If this headline about seller’s remorse strikes you as a little bit of a non-sequitur, you wouldn’t be alone. With the turmoil in South Florida’s active adult and real estate market, you would think we should be talking about “buyer’s remorse”. That’s the affliction that comes when people who bought a few years ago are under water with their mortgage – they owe more than what their home is worth.
Rafael Diaz could tell you all about it. Two years ago this Miami builder listed a brand new home near the University of Miami for $979,000. Today’s listing price – $599,000. What’s worse is that he turned down an offer of $770,000 just a year ago. What he told the New York Times says a lot of sellers remorse, “I should have taken it. … I guess I was a little cocky….”

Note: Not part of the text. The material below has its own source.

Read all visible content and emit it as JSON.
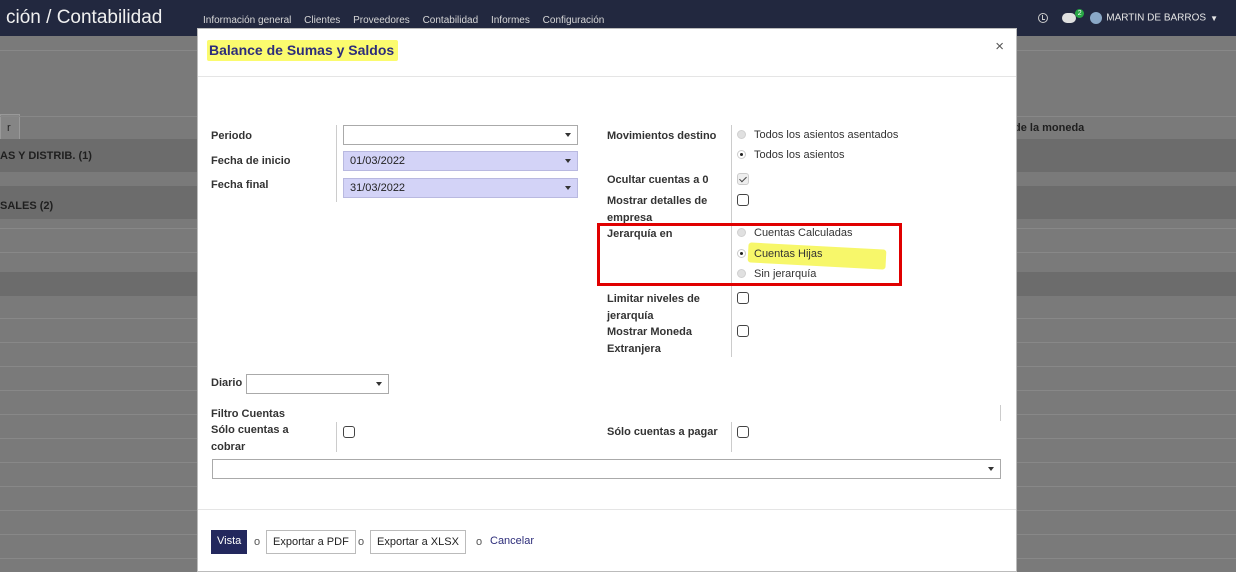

The problems are understandable. Sellers are still thinking about prices in hot real estate markets. None was hotter than Miami, where home prices rose without interruption for 21 years. So they hang on to their asking price longer than today’s market will tolerate. The biggest problem in Florida, Nevada, California, and other former real estate hotbeds these days is that instead of yesterday’s bidding wars, short sales are setting prices. A short sale is when the asking price is less than the remaining mortgage, and the lending institution is willing to forgive the rest.
Unfortunately, even with massive discounts buyers are not biting. One realtor told the Times that “there are more qualified buyers on the sidelines than in the 35 years I’ve been doing this.” Buyers, who are afraid prices will drop further, are making the rental market hotter than it has been in years – in fact more deals are rentals in South Florida right now than are sales.
When home inventories get back to normal levels and the rate of foreclosures slows down prices will finally stabilize. But for now, the market remains fearful, except in the high end, where properties valued for more than $1 million are selling better than lower priced homes.